We played wiffle ball and we held our own roller derby. We all had those noisy steel-wheeled roller skates and we made an oval in chalk out in the street and we re-enacted the roller derby we watched on TV. 
Tommy Riccio, Johnny Wilkins and I would take a trip down to the "Chelsea Swamps" where our beloved Nonesuch Creek was, and bring back dozens of cat tails. Or "punks" as we called them. We'd let them dry for a week or so and then we'd light them at night, convinced the smoke kept the mosquitoes away. We pretended to be smoking cat-tail cigars and we would blow the smoke at each other. each summer we got fireworks and we'd use the punks to light the fuses. They have a unique aroma when they burn and I can still smell them if I think about it.
We built models. Models of dragsters, and battleships and airplanes. We collected butterflys. In fact that was a big hobby for most of us on the street for a lot of years.
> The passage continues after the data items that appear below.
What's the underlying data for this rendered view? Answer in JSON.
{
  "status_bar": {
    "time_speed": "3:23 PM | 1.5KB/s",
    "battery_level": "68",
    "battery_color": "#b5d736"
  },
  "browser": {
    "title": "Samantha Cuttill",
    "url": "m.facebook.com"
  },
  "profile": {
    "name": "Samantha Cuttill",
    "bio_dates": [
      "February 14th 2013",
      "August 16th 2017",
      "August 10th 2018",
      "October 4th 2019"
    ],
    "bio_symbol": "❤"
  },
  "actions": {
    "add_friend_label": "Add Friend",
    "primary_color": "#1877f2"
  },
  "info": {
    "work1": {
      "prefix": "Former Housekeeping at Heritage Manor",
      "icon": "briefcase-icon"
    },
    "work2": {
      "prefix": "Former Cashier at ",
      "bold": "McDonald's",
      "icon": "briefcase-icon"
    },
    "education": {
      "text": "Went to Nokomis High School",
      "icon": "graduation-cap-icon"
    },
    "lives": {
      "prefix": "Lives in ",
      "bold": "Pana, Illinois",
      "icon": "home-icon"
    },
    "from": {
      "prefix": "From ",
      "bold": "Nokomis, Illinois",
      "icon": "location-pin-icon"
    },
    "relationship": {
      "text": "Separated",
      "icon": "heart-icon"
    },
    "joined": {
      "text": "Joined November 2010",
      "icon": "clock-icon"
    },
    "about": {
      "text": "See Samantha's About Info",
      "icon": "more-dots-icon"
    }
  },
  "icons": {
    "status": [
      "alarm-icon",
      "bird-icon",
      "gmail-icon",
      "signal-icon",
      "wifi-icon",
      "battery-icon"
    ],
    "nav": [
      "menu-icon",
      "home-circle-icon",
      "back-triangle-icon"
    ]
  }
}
We knew all the species and which ones were the hardest to find. Johnny and Richard and I always sought the elusive Zebra swallowtail and the Mourning Cloak.
We had chemistry sets and microscopes. We had erector sets. We built elaborate tree houses and ground forts. One fort even had a working fireplace. We built a 9 hole golf course in the public ground behind the houses one summer. We built goal posts for our football games. When the summer rains would come, we'd take my 2 man inflatable raft and float down the creek in the rapids that suddenly developed.
We had lemonade stands in the summer and snowball fights in the winter. We would hide between parked cars and hop the bumpers of those who drove down our street in the snow. You'd run out, grab the bumper and let the car pull you along.
We were fascinated by UFO's back then. It was the rage in the mid 70's. Me, Tommy, Johnny and Kevin would lay out in the big park on a blanket at night and watch the stars to see if anything strange happened. it never did, but we never lost the wonder of looking up into space.
We ran and laughed and imagined and dreamed. And the last thing we wanted was for the nights to end and to have to say goodnight and go inside. They don't make video games that capture what we had back then.
...we packed 25 hours into a day. We'd sleep, and dream, and wake up to do it all again the next day.

Thursday, June 2, 2011

The Last Innocent Age...The Fond Farewell...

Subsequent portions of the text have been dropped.